Pt 2 in our Blog series focused on AP automation and relieving your AP team of manual labor
According to AIIM, 27% or organizations relying on manual processes require an average of 3-5 days for invoice data entry, validation and approval. This compares to companies relying on automated solutions where 26% indicated they require less than a day and 22% indicated they require less than an hour.
What’s the value of faster processing time? It isn’t just about paying invoices more quickly. One of the biggest sources of value is more timely, accurate access to financial data like g/l accruals, allowing companies to achieve greater visibility and control over cash.
That visibility and control can be leveraged to achieve greater cost savings, but looking at the benefit of paying vendors early and taking advantage of early pay discounts.
Dig one layer deeper and you discover that the ultimate advantage is that your finance team, including your AP staff, can spend more time analyzing data, looking at trends and applying their skills towards setting up your organization for future success, rather than trying to keep up with the demands of the past.

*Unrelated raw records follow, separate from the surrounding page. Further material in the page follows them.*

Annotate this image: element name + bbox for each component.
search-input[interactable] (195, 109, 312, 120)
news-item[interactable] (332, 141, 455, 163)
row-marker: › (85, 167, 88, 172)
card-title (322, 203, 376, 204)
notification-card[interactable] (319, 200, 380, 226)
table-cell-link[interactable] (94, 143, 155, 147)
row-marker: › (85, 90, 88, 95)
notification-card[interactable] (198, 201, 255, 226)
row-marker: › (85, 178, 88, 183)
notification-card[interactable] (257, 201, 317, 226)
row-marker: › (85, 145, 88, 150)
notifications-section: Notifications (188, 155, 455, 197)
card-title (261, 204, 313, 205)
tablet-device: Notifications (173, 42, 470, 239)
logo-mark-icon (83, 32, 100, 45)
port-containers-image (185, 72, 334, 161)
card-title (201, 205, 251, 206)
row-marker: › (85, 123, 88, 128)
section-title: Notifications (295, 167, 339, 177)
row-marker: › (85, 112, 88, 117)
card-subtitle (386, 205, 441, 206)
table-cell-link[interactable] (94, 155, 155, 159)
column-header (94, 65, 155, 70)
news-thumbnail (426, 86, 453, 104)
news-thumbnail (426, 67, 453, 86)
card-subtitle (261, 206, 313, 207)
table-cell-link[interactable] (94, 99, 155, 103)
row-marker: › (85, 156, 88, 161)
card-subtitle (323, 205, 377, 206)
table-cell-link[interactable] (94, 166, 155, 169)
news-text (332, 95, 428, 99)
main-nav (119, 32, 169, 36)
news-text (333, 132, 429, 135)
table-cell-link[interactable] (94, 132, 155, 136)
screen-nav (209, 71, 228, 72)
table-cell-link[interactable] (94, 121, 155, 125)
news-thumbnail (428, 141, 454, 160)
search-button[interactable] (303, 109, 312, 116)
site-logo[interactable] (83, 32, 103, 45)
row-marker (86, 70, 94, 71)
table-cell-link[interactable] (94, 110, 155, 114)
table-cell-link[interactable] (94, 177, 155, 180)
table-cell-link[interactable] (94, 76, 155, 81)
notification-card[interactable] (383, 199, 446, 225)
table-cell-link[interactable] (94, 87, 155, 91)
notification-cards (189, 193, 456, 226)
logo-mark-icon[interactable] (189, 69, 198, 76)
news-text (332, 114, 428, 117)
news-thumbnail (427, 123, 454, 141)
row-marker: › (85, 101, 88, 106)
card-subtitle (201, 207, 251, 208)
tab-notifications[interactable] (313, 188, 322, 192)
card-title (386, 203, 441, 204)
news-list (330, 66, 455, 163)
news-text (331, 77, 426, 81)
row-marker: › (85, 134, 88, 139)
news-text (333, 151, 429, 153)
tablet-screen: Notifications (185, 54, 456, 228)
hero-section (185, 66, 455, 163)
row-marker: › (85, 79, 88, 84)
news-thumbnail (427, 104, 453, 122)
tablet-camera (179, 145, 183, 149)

To take the friction out of back office processes like accounts payable, companies can rely more on their process owners and less on IT to deploy a solution. While an overwhelming majority (91%) of AIIM respondents indicated that they saw value in integrating an AP automation solution with financial systems such as ERP systems, the reality is that integration isn’t as complex as it used to be when it comes to finance automation deployments.
Today, integration as a service solutions streamline the integration process, and do so in a way that is flexible enough to prevent those integrations from breaking every time you go through a system upgrade.
Neither is the set-up and configuration of intelligent data extraction solutions that can ‘read’ invoices, extract and validate relevant information like invoice #s and amounts, vendor information and even g/l codes. In the past, these systems often needed a lot of pre-configuration to be able to handle a wide range of document types and formats.
Machine learning technologies help these systems to learn and adapt to new document types or process exceptions. Rather than relying on IT or a developer, these systems can take input and direction from a process owner, then modify or adapt their algorithms.
In reality, the classic objections to adopting process automation, particularly for routine, high-volume tasks like accounts payable invoice handling, fall apart in light of what modern solutions can deliver—and in the wake of the kinds of experiences and results companies of all sizes are achieving today.